How will Tanzania be in the year 2050, in terms of performance, governance, administration and poverty levels? I envisage that all traces of injustice, discrimination and disparity in political, economic and social spheres will vanish, leaving the country free of violent conflicts.
Energy will be a priority with 100 per cent coverage for industrial, domestic and agricultural needs by the mid-21st century. Transportation infrastructure will be transformed, enabling the country to shrink into one connected nation rather than regions that are barely connected.
In this vision, education will be free and compulsory for children for 12 years and no university student will be denied opportunity for lack of means. Free quality healthcare for all will be available and 50 per cent of all commodities produced in the country will be processed here as well.
Intra-regional trade will be at 75 per cent and Tanzania will spend 10 per cent of its GDP on science, technology and innovation by 2040 and our institutes for democracy, good governance and sustainable development will be so popular that they will be an example for the rest of the world.
The country will be a haven for investment, employment generation and wealth creation by 2040. There will be quotas for Europeans, Asians and Americans seeking employment here. All arable land in Tanzania will be cultivated, save for what will be reserved for environmental protection.
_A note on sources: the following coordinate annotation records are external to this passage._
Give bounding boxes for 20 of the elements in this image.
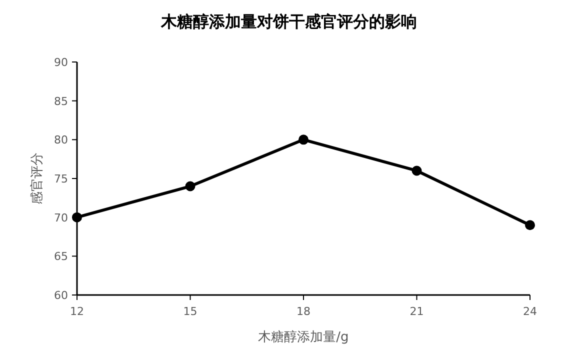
x-tick-label: 18 <box>296 305 310 318</box>
y-tick-label: 75 <box>54 172 68 186</box>
y-tick-label: 85 <box>54 94 68 108</box>
x-tick-label: 24 <box>523 305 537 318</box>
y-tick-label: 70 <box>54 211 68 224</box>
x-tick-label: 15 <box>183 305 198 318</box>
y-tick-label: 60 <box>54 289 68 302</box>
chart-title: 木糖醇添加量对饼干感官评分的影响 <box>160 12 417 31</box>
x-tick-label: 21 <box>410 305 424 318</box>
y-axis-title: 感官评分 <box>29 152 45 204</box>
x-tick-label: 12 <box>70 305 84 318</box>
y-tick-label: 80 <box>54 134 68 147</box>
point <box>525 220 535 230</box>
point <box>298 134 308 145</box>
y-tick-label: 65 <box>54 250 68 264</box>
y-tick-label: 90 <box>54 56 68 69</box>
point <box>185 181 196 192</box>
x-axis-title: 木糖醇添加量/g <box>258 330 349 345</box>
point <box>412 166 422 176</box>
point <box>72 212 82 222</box>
By 2050, food shortages or famine will be history in Tanzania, which will also be ready and able to lend a helping hand in global emergencies.
The worst-case scenario for Tanzania in 2050 is more of the same Tanzania of 2015. However, a more realistic prospect lies somewhere between that and my utopia.
It will be quality of leadership that will manage the internal and external pressures that will impose themselves on us. Even if the best does not happen, we can prevent the worst.
Hopefully, my utopia has given some clues about what should be the future election manifesto. So until 2025, the Opposition has adequate time to prepare or mess up again by settling for a reject from the ruling party.